Out of track: one blade has slightly more pitch than the other. It flies higher by an amount that can be determined by simple geometry. *
When the high blade is on the advancing side in forward flight, total lift is slightly greater than when the low blade is on the advancing side.
Viewed on an oscilloscope that responded to amplitude, the vibration would be a near sine wave with maximum amplitude when the high blade is at 3 o’clock. And of course, the faster you go, the greater the shake.
Out of track also means the rotor thrust vector scribes a conical path. This will stir the stick in a 1/rev circle with severe out of track.
*If the difference of pitch is 0.1 degree and the rotor radius is 14 feet, the blade tips will fly with a separation of 0.29 inches. (tan0.1 * 14 * 12)
That’s the reason shims made from beer cans are so useful for tracking rotors.
I don’t have the foggiest notion of how a Magni rotor is tracked but surely, there’s an eccentric bushing or similar surrounding the teeter bolt.
If I remember correctly, you are a highly experienced gyro pilot with an in depth understanding of gyro aerodynamics. I will now attempt to delete my previous post since it was obviously made from a position of100% ignorance.
Thank you once again for putting me straight.
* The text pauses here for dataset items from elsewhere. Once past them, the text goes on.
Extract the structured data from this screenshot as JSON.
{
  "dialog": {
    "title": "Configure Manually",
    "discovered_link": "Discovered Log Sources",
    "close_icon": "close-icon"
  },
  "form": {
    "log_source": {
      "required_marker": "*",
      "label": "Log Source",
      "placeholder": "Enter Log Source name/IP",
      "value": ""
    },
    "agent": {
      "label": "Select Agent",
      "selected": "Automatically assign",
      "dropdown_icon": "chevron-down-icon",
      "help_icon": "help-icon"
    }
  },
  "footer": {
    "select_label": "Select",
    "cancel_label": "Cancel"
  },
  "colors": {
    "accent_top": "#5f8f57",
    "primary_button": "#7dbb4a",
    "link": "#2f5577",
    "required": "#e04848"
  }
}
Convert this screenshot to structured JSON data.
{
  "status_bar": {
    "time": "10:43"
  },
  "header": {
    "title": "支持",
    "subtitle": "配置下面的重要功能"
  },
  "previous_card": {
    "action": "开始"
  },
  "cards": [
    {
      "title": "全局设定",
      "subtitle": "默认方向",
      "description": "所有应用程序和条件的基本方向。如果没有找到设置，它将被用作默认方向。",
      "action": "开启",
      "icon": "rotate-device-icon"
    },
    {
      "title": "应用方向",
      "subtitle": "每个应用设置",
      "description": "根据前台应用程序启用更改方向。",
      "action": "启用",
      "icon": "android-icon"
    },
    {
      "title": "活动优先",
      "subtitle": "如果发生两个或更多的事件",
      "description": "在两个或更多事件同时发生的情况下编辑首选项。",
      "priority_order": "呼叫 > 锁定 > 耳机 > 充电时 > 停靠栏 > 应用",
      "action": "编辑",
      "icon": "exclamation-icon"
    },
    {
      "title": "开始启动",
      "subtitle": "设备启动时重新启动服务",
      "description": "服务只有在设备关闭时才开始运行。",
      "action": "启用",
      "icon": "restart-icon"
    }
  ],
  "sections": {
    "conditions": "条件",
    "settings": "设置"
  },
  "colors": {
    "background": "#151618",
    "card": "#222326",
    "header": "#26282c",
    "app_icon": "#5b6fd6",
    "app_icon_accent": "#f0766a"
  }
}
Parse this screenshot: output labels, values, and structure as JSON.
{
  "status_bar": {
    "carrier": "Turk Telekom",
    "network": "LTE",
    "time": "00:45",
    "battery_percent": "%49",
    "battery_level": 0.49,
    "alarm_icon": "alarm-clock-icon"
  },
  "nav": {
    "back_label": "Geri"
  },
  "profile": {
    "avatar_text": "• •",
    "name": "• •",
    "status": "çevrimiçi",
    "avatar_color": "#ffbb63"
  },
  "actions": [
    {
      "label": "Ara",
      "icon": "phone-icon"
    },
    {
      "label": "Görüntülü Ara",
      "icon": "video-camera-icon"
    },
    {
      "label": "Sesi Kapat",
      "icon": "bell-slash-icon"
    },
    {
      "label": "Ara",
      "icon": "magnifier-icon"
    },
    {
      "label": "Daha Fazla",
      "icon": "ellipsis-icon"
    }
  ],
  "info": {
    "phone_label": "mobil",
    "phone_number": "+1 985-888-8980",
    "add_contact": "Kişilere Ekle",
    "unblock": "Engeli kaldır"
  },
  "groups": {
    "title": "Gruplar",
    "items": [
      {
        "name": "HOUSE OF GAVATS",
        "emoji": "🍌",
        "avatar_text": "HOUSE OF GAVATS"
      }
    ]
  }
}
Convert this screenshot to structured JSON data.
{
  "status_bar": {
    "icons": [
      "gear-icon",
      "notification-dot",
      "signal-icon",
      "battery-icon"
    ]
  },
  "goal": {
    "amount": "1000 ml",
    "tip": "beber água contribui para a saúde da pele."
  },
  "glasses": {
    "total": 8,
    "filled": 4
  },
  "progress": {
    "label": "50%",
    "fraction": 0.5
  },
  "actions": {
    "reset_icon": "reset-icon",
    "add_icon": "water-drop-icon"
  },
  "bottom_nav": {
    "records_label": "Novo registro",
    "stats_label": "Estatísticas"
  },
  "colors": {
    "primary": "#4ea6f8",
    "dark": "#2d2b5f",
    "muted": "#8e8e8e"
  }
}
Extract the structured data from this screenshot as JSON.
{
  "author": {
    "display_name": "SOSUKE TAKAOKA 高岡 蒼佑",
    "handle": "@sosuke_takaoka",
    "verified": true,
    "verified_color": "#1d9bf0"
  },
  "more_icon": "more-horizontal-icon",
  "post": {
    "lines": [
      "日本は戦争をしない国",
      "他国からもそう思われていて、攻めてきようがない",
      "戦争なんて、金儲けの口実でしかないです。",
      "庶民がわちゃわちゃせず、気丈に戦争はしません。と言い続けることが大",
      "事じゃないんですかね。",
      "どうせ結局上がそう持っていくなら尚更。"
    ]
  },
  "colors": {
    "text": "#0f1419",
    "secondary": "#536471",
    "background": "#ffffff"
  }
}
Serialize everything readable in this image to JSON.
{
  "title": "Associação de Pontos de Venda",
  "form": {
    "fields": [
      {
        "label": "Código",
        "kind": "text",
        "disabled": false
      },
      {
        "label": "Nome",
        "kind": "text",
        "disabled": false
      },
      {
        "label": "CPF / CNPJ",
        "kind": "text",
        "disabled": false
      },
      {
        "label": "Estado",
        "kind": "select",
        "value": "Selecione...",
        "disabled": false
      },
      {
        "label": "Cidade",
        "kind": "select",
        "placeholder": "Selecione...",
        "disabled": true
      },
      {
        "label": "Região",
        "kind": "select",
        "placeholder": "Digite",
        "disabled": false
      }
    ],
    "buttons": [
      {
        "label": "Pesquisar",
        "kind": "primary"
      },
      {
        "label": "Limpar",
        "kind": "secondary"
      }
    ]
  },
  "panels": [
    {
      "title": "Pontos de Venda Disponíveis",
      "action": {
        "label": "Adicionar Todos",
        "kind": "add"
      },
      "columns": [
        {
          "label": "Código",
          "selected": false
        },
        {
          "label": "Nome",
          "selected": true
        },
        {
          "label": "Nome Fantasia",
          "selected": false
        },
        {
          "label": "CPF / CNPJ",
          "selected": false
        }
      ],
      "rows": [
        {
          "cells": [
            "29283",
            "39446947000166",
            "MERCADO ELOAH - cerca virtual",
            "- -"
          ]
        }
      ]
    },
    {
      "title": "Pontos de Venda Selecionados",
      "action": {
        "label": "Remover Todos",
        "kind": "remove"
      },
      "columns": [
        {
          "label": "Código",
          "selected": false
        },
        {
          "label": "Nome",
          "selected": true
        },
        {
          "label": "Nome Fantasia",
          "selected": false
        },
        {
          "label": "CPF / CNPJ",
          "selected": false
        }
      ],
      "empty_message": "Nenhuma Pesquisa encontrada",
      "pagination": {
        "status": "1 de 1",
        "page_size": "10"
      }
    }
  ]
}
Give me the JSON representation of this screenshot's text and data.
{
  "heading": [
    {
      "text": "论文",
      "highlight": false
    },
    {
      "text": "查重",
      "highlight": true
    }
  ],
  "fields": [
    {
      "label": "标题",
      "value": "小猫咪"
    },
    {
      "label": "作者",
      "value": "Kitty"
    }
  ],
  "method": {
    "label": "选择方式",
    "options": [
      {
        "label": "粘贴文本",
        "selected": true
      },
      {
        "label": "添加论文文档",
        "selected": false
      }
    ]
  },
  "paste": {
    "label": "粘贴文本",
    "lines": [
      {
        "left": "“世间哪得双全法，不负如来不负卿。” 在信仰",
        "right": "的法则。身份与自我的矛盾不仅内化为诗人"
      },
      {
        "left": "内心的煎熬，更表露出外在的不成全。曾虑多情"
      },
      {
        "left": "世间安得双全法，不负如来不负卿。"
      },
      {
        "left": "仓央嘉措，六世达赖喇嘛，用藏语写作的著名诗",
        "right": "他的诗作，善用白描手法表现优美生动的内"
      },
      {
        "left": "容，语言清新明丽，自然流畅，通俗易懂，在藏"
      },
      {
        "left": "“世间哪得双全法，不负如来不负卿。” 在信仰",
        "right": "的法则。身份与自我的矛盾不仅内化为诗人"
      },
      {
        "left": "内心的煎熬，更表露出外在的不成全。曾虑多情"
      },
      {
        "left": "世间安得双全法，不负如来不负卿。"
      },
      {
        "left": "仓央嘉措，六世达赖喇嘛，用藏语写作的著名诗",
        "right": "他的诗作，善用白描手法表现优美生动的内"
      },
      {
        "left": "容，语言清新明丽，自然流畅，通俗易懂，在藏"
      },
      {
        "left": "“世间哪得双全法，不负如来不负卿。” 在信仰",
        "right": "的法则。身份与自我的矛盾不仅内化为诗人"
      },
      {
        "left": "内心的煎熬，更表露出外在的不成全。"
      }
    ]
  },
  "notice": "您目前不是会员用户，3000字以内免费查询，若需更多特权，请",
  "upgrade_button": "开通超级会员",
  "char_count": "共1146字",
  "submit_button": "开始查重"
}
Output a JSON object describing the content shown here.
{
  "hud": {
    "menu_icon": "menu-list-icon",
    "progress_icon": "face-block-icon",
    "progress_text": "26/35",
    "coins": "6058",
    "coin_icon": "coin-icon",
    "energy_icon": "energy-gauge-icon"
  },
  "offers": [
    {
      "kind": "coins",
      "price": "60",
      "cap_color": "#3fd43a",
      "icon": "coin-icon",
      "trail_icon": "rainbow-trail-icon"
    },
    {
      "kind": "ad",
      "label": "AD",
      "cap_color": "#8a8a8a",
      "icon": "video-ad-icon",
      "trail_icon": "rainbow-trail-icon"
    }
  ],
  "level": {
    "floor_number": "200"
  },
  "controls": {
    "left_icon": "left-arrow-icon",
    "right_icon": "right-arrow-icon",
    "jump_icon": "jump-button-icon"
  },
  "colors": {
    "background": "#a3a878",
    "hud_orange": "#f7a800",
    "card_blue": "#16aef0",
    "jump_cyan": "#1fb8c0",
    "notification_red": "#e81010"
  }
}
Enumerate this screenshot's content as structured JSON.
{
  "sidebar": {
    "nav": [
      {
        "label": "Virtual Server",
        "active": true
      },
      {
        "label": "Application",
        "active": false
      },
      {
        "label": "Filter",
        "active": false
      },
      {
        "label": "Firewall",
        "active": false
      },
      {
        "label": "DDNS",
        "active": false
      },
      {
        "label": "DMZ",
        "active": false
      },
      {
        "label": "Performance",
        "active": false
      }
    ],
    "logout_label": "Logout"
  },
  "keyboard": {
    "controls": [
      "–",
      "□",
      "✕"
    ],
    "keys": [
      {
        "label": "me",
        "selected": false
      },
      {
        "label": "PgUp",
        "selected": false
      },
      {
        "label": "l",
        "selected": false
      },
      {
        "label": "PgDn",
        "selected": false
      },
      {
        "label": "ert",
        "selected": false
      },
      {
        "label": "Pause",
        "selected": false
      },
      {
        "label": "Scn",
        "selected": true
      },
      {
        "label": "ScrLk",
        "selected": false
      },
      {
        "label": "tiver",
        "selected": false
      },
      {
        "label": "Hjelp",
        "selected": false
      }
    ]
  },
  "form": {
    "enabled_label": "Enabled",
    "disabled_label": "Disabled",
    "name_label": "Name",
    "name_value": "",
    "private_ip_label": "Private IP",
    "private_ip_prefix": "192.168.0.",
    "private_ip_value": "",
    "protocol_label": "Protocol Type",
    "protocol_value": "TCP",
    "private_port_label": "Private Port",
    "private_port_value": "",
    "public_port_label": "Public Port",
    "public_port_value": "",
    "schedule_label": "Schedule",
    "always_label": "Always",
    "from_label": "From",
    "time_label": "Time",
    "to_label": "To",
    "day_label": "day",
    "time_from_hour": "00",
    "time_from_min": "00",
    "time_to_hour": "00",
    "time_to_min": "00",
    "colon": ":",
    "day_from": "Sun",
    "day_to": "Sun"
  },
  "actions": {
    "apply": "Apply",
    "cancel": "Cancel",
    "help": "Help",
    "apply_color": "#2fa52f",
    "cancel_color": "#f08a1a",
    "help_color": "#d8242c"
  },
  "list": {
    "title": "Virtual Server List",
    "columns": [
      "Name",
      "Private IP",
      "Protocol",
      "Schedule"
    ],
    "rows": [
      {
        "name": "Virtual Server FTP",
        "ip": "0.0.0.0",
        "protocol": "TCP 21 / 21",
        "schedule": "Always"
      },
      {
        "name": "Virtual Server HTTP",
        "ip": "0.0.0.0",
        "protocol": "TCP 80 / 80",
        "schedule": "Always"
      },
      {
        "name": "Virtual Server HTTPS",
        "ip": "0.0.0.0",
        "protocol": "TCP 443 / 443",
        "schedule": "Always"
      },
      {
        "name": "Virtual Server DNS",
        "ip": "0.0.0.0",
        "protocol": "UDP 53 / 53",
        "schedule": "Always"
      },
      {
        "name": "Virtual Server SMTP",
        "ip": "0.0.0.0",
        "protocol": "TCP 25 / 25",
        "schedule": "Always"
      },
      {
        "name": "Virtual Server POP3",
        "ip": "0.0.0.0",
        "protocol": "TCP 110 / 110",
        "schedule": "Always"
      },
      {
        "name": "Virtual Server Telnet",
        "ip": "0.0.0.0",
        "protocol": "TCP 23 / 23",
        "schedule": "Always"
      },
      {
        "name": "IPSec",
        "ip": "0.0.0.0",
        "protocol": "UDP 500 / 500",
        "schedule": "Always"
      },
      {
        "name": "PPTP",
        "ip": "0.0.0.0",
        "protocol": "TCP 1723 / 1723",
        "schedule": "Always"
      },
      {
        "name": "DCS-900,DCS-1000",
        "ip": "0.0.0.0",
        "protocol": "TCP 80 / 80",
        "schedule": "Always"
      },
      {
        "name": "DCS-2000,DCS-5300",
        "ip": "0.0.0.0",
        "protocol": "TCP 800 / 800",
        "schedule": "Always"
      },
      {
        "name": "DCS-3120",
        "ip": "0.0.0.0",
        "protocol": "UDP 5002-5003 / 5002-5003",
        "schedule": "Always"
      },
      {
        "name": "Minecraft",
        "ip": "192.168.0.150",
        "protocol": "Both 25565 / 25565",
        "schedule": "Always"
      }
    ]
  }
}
Does that mean that with out of track blades I can expect a vertical vibration at 1/rev frequency as shown in my attachment plus a horizontal 1/rev vibration that would be at 180° to the blade with the greater pitch (ie. when the blade of gretaer pitch is in the 9 o'clock positionj, the horizontal force will be in the 3 o'clock position?
From the other thread that, I started because I thought I wasn't getting your attention, never having galloped a horse, I presume that a galloping horse is at about 5 hz?